Efficient and Privacy-Preserving Cryptographic Key Derivation From Continuous Sources

The procedure for extracting a cryptographic key from noisy sources, such as biometrics and physically uncloneable functions (PUFs), is known as fuzzy extractor (FE). Although FE constructions deal with discrete sources, most noisy sources are continuous. In the continuous case, it is required to transform the source to a discrete one.

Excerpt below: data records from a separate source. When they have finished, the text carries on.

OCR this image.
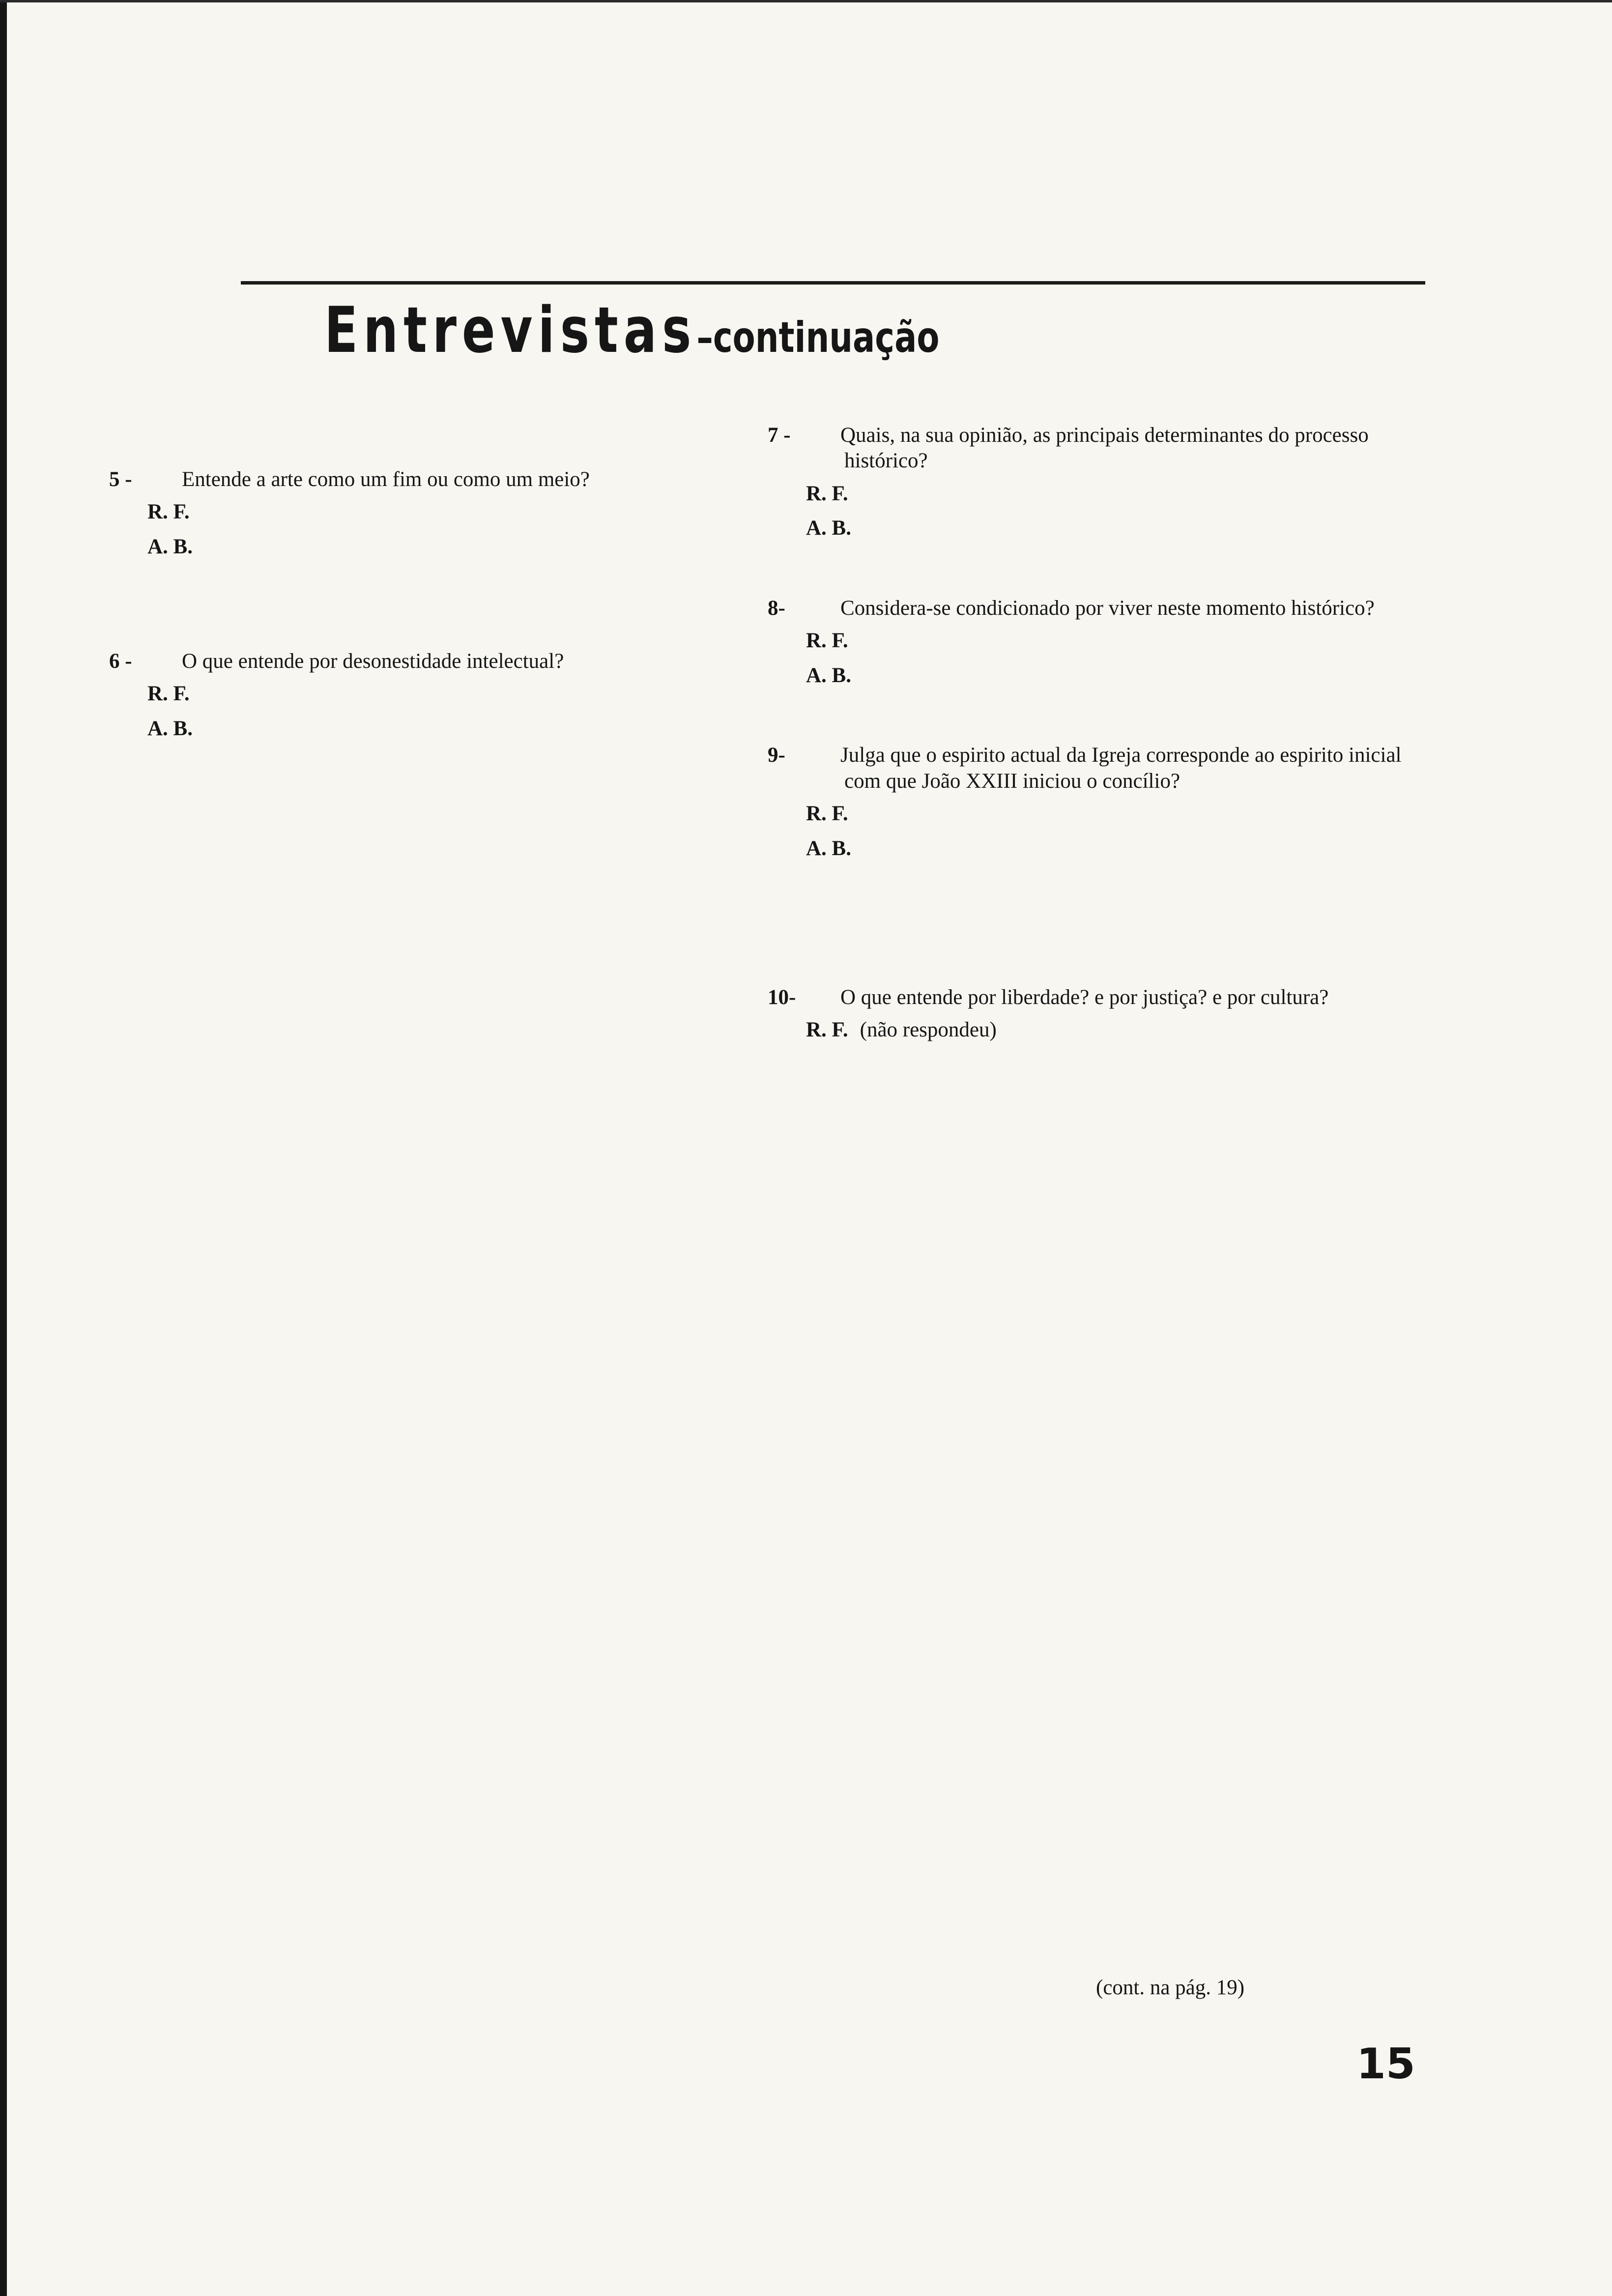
Entrevistas–continuação

5 - Entende a arte como um fim ou como um meio?

R. F.

A. B.

6 - O que entende por desonestidade intelectual?

R. F.

A. B.

7 - Quais, na sua opinião, as principais determinantes do processo histórico?

R. F.

A. B.

8-	Considera-se condicionado por viver neste momento histórico?

R. F.

A. B.

9-	Julga que o espirito actual da Igreja corresponde ao espirito inicial com que João XXIII iniciou o concílio?

R. F.

A. B.

10- O que entende por liberdade? e por justiça? e por cultura?

R. F. (não respondeu)

(cont. na pág. 19)
15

We introduce a 1) model-based uncoupling construction that directly deals with the continuous noisy source and produces helper data uncoupling the discrete representation from the noisy source, guaranteeing the diversity of the discrete representation, and making it more robust and a 2) strengthened uncoupled fuzzy extractor , suitable for privacy-preserving applications, which integrates an additional fixed authentication factor and obtains a key uncoupled to the noisy sources and unlinkable helper data. We present optimal model-based uncoupling constructions for Gaussian sources. Specifically, we show how to: 1) extract one or multiple bits from a single Gaussian source; 2) extract one bit from several unreliable Gaussian sources; and 3) provide a general procedure to obtain an optimal uncoupled FE from Gaussian source(s). Our experiments show that the proposed constructions achieve much higher security levels for wide operational scenarios, approximately doubling the obtained effective key length without affecting false rejection rates.